Après-Brexit, économie, antiterrorisme: les enjeux de la visite de May au Kenya

La Première ministre britannique Theresa May et le président Uhuru Kenyatta le 30 août 2018 à Nairobi, au Kenya.
© Yasuyoshi CHIBA / AFP

Après le Nigeria et l'Afrique du Sud, Theresa May était au Kenya pour la dernière étape de sa tournée africaine. La Première ministre britannique a tenu ce 30 août une conférence de presse commune avec le président Uhuru Kenyatta.

Alors que le Brexit approche, Londres cherche des débouchés commerciaux hors Union européenne. La visite de Theresa May s'est donc d'abord focalisée sur l'économie. « Nous nous engageons pour qu’il y ait une transition en douceur, qui assure une continuité », a déclaré Theresa May ce 30 août au Kenya où elle clôturait sa tournée africaine après s'être rendu en Afrique du Sud et au Nigeria.

Certains biens kényans sont libres de douane et sans limites de quotas au Royaume-Uni. La Première ministre britannique a donc promis que ces arrangements seraient maintenus après le Brexit. Elle a cependant précisé qu’aucun accord ne pouvait être signé car Londres est toujours lié juridiquement à l’Union européenne.

Un compromis a néanmoins été signé sur le rapatriement des biens situés au Royaume-Uni et issus de la corruption ou du crime au Kenya. Un des grands projets actuels du président Uhuru Kenyatta consiste justement à combattre les malversations financières.

La Première ministre nous a assuré que les produits kenyans continueraient à accéder au marché britannique, aux tarifs préférentiels qui existent aujourd'hui. Et bien sûr nous cherchons aussi à voir comment nous pouvons améliorer le commerce entre nos deux pays. La Grande-Bretagne est et a toujours été notre premier partenaire commercial, et un des premiers investisseurs au Kenya. Et vu les assurances que l'on vient de nous donner, je ne pense pas que le Brexit va remettre en cause notre capacité à renforcer et approfondir nos échanges. On peut aussi travailler ensemble au sein de l'organisation du Commonwealth, pour voir comment utiliser cette institution. Ses membres ont des valeurs et des systèmes communs et on peut voir comment tourner cette situation à notre avantage en faisant la promotion d'échanges équitables entre les pays du Commonwealth.
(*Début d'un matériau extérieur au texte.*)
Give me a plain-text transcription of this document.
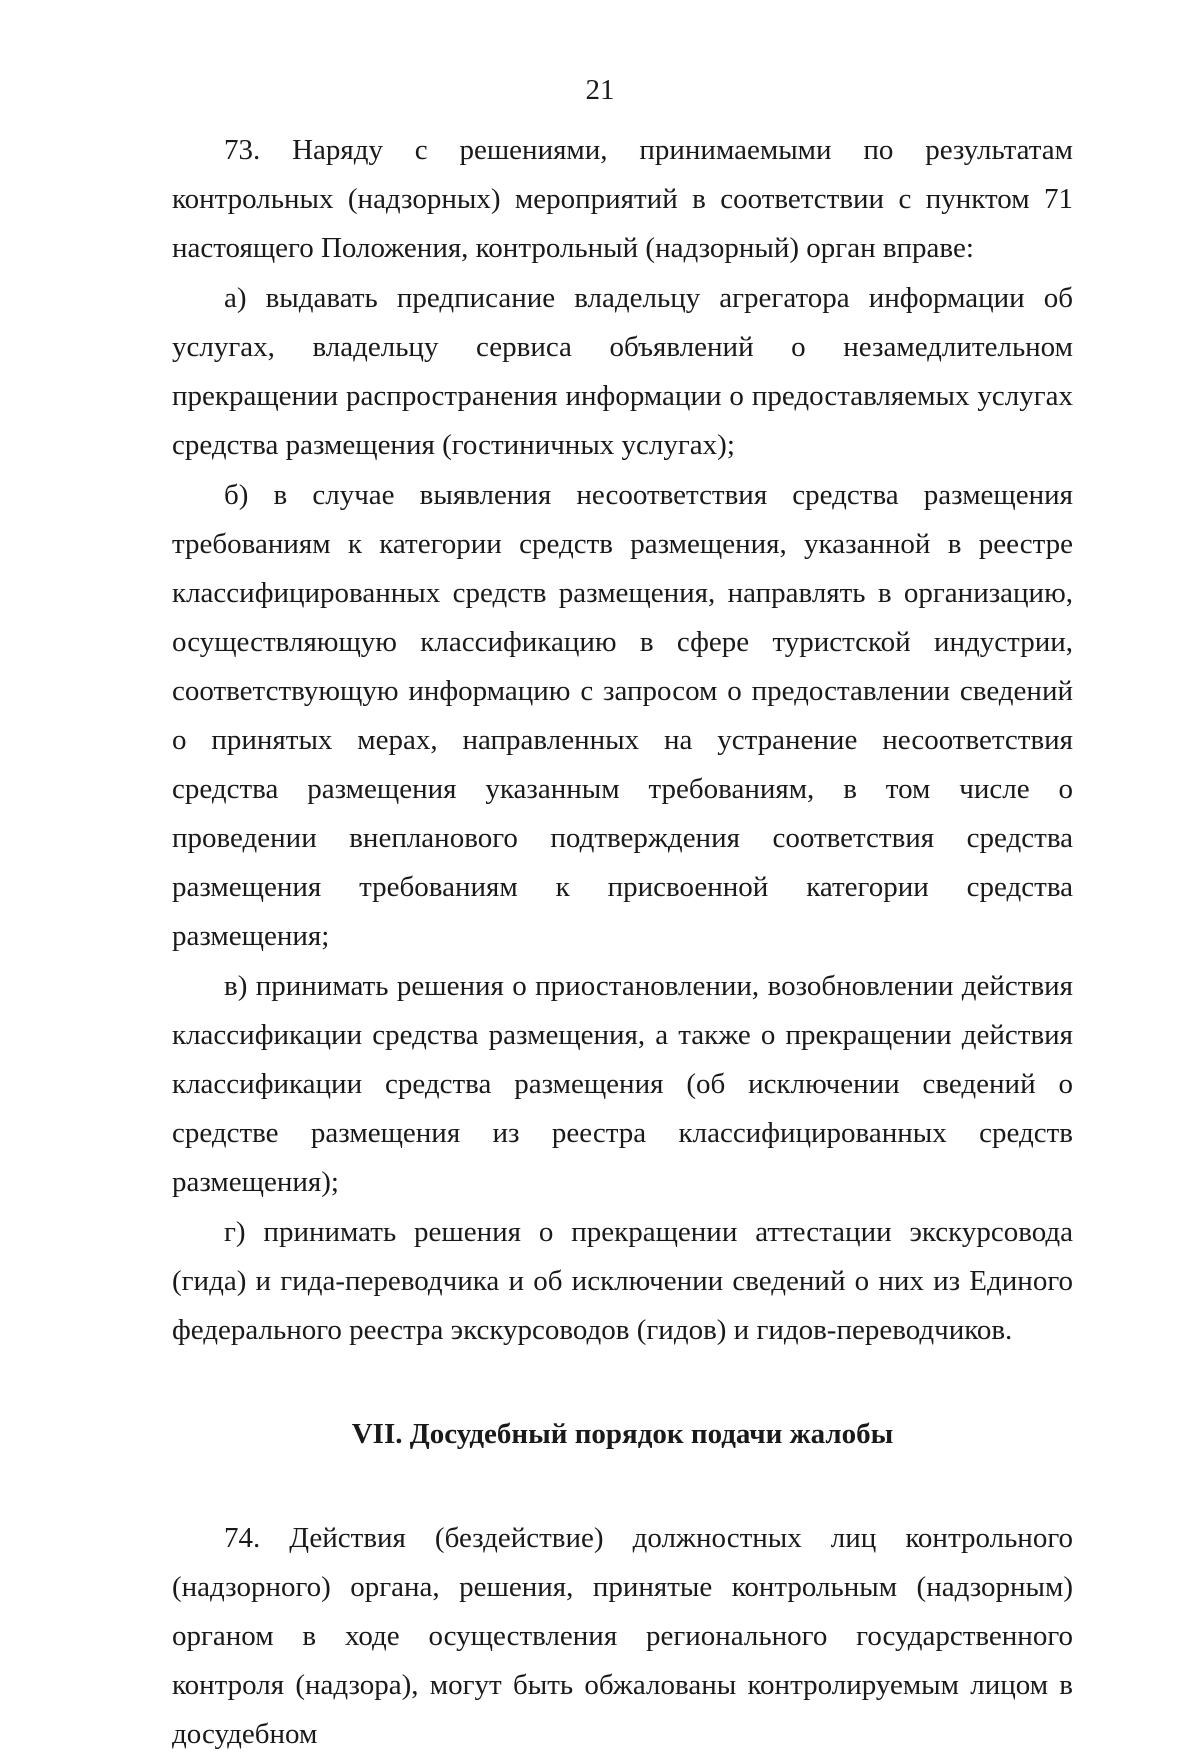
21

73. Наряду с решениями, принимаемыми по результатам контрольных (надзорных) мероприятий в соответствии с пунктом 71 настоящего Положения, контрольный (надзорный) орган вправе:

а) выдавать предписание владельцу агрегатора информации об услугах, владельцу сервиса объявлений о незамедлительном прекращении распространения информации о предоставляемых услугах средства размещения (гостиничных услугах);

б) в случае выявления несоответствия средства размещения требованиям к категории средств размещения, указанной в реестре классифицированных средств размещения, направлять в организацию, осуществляющую классификацию в сфере туристской индустрии, соответствующую информацию с запросом о предоставлении сведений о принятых мерах, направленных на устранение несоответствия средства размещения указанным требованиям, в том числе о проведении внепланового подтверждения соответствия средства размещения требованиям к присвоенной категории средства размещения;

в) принимать решения о приостановлении, возобновлении действия классификации средства размещения, а также о прекращении действия классификации средства размещения (об исключении сведений о средстве размещения из реестра классифицированных средств размещения);

г) принимать решения о прекращении аттестации экскурсовода (гида) и гида-переводчика и об исключении сведений о них из Единого федерального реестра экскурсоводов (гидов) и гидов-переводчиков.

VII. Досудебный порядок подачи жалобы

74. Действия (бездействие) должностных лиц контрольного (надзорного) органа, решения, принятые контрольным (надзорным) органом в ходе осуществления регионального государственного контроля (надзора), могут быть обжалованы контролируемым лицом в досудебном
Donc je ne pense pas que le Brexit soit néfaste pour notre relation.
Uhuru Kenyatta, président du Kenya
30-08-2018 - Par Sébastien Nemeth

Concurrence chinoise

Londres cherche par ailleurs à tout prix des débouchés pour ses entreprises. Theresa May est donc venue à Nairobi avec 29 représentants d’entreprises britanniques. La Grande-Bretagne reste le premier investisseur étranger au Kenya. Nairobi importe environ 800 millions de dollars de biens et services venus d’outre-Manche malgré une montée en puissance très claire de la Chine.

« Il est loin, le temps où Land Rover était la voiture officielle du gouvernement kényan », écrit un éditorialiste. Londres doit donc montrer beaucoup d’ambition. Au début de sa tournée en Afrique, Theresa May avait annoncé qu’elle voulait faire des Britanniques les premiers investisseurs du G7 en Afrique d’ici 2022.
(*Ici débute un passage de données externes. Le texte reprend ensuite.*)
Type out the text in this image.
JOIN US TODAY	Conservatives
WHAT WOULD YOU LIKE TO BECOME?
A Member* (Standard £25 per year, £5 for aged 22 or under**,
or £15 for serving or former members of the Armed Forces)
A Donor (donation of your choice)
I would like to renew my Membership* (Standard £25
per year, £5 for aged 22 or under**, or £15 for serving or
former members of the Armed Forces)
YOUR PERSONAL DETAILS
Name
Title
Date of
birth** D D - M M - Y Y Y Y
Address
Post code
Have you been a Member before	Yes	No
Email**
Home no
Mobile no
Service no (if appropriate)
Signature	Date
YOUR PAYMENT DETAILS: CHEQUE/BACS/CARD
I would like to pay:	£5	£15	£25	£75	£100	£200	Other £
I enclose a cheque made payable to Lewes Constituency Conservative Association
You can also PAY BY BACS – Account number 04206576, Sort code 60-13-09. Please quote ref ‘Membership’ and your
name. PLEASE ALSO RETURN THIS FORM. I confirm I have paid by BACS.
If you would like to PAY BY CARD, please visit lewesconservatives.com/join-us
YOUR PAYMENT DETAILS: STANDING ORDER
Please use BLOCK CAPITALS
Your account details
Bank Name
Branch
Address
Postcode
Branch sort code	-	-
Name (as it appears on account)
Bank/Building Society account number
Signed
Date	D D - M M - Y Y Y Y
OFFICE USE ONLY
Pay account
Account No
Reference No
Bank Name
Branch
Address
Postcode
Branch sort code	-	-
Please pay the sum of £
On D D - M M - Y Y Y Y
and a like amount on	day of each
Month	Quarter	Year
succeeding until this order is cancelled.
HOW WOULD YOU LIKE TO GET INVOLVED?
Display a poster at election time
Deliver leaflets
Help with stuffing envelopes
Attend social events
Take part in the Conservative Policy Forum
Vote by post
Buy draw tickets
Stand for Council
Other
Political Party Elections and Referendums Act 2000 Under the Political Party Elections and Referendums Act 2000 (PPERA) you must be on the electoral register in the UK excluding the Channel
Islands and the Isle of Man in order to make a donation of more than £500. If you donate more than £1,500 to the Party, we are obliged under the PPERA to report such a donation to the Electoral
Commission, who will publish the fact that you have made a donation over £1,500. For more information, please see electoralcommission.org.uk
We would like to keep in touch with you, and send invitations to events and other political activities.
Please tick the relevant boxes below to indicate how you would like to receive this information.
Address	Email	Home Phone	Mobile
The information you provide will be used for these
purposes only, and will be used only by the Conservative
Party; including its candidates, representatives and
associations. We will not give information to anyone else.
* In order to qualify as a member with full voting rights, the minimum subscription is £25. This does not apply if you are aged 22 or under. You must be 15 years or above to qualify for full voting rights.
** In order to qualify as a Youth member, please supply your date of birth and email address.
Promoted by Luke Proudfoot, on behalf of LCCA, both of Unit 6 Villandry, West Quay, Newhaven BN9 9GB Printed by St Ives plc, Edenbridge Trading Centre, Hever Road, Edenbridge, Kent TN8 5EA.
Ce 30 août, elle n’a cessé de vanter les opportunités offertes par le Kenya. Le président Uhuru Kenyatta s’est, lui, dit rassuré. « Je ne pense pas que le Brexit soit néfaste pour notre relation et qu’il empêchera nos deux pays de renforcer leur coopération », a déclaré le chef de l’Etat, qui doit quand même rencontrer le dirigeant chinois Xi Jiping ce 1er septembre. Preuve qu’il n’y aura pas de favoritisme pour les Britanniques.

Lutte contre le terrorisme

Les deux pays ont également signé un partenariat sécuritaire, notamment contre le terrorisme. Les Britanniques fourniront entre autres des machines pour détecter les explosifs dans les avions, sachant que le Kenya reçoit chaque année 100 000 touristes d'Outre-Manche.

Theresa May a aussi promis des financements supplémentaires pour la force africaine en Somalie chargée de combattre les islamistes shebabs. Une force qui compte des soldats kényans.

Le texte prévoit enfin une hausse du soutien britannique en termes de formation et de partage de renseignements. Londres financera aussi la construction, au Kenya, du premier centre de cybersécurité d'Afrique. Il sera principalement dédié à la lutte contre la pédophilie.